Some ideas on how to prepare your child before joining playgroup are:


·         Parent and toddler groups

·         Open day / Informal visit / Prospectus

·         Talking it through (reassuring the child)

·         Books about playgroup

    The playgroup will:

·         Encourage parents/carers to visit the playgroup with their children in the term before admission is planned, and provide staff with information on their child's likes, dislikes, achievements and interests.

·         Introduce flexible admission procedures, if appropriate, to meet the needs of individual families and children.

·         Make clear to families from the outset that they will be supported in the playgroup for as long as it takes to settle their child there.

·         Reassure parents whose children seem to be taking a long time to settle in.

·         Encourage parents, where appropriate, to separate from their children for brief periods at first, gradually building up.


First Session


·         Have realistic expectations of children's behaviour.

·         For some children ½ - 1 hour is long enough.

·         There is no hard and fast rule and no time limit set upon the settling in process.

·         Parents are encouraged to stay with their child, for as long as necessary, for the child to be reassured that this new place and its people are safe as home.

·         Children may bring a favourite toy if needed to help settle in.

·         Don't sneak out, say goodbye and reassure your child you will be back soon.


Key Person

A key person approach is used in our setting. This means that each member of staff has a group of children for whom she/he has special responsibilities. Your child's key person will be the person who works with you to make sure that the care and education provided is right for your child's particular needs and interests.

When your child first starts at the setting, the key person will help your child to settle and throughout your child's time at the setting will help your child to benefit from the setting's activities. The setting's policy will make sure that its provision meets the needs of each individual child, and takes into account any special needs a child may have.

Staff will assess how young children are learning and developing by observing them frequently. They will use information gained from observations, as well as from photographs of your child to document their progress and where this may be leading them in their Learning Journey. As a parent you may be asked to contribute to assessment, sharing information about what your child likes to do at home and how you are supporting development.


‘It is these early transitions and how we cope with them that will have the greatest effect on the rest of our emotional development, and on our ability to cope with life’s challenges’

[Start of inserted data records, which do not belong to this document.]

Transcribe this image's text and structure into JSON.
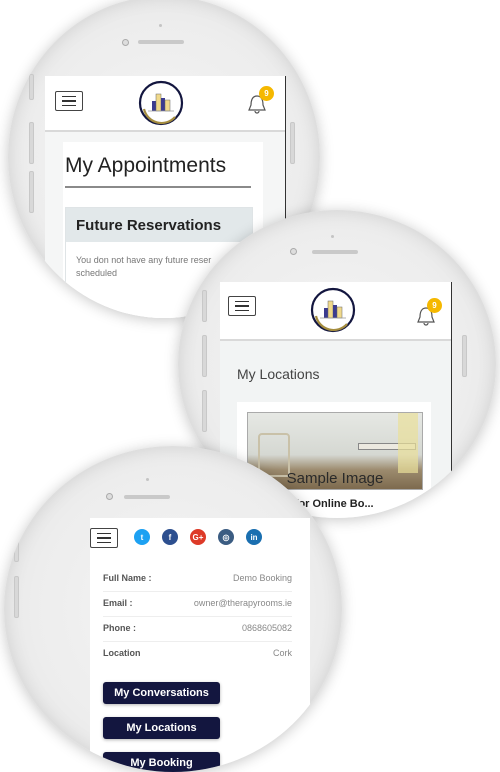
{
  "screen1": {
    "notification_count": "9",
    "page_title": "My Appointments",
    "card_title": "Future Reservations",
    "card_text_line1": "You don not have any future reser",
    "card_text_line2": "scheduled"
  },
  "screen2": {
    "notification_count": "9",
    "page_title": "My Locations",
    "image_caption": "Sample Image",
    "location_title": "g for Online Bo..."
  },
  "screen3": {
    "social": [
      {
        "name": "twitter",
        "glyph": "t",
        "color": "#1da1f2"
      },
      {
        "name": "facebook",
        "glyph": "f",
        "color": "#2d4f8f"
      },
      {
        "name": "google-plus",
        "glyph": "G+",
        "color": "#dd3a28"
      },
      {
        "name": "instagram",
        "glyph": "◎",
        "color": "#3b5c82"
      },
      {
        "name": "linkedin",
        "glyph": "in",
        "color": "#1a6fb0"
      }
    ],
    "profile": [
      {
        "label": "Full Name :",
        "value": "Demo Booking"
      },
      {
        "label": "Email :",
        "value": "owner@therapyrooms.ie"
      },
      {
        "label": "Phone :",
        "value": "0868605082"
      },
      {
        "label": "Location",
        "value": "Cork"
      }
    ],
    "buttons": [
      "My Conversations",
      "My Locations",
      "My Booking"
    ]
  },
  "colors": {
    "navy": "#13163f",
    "badge": "#f5b800",
    "card_header": "#e2e8ea"
  }
}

John Cousins, Early Years Update, October 2005

Your child will be eligible for a place in a funded school nursery the term following their third birthday. They will be entitled to 12.5 hours a week (expected to increase to 15 hours September 2010), which must be split over at least three days, though in our locality most nursery’s offer sessions in the mornings, five times a week, with three nursery schools still offering afternoon sessions also. We invite your child’s nursery teacher to come and visit your child in our setting, the term before they are due to start. We will discuss with the children their new nursery and promote enthusiasm towards it, our children take pride in their learning journeys and this is their special book that they take with them to their new nursery. When your child has a visit to nursery we encourage taking the child’s learning journey, as it contains all your child’s records of their learning and development in their time with us.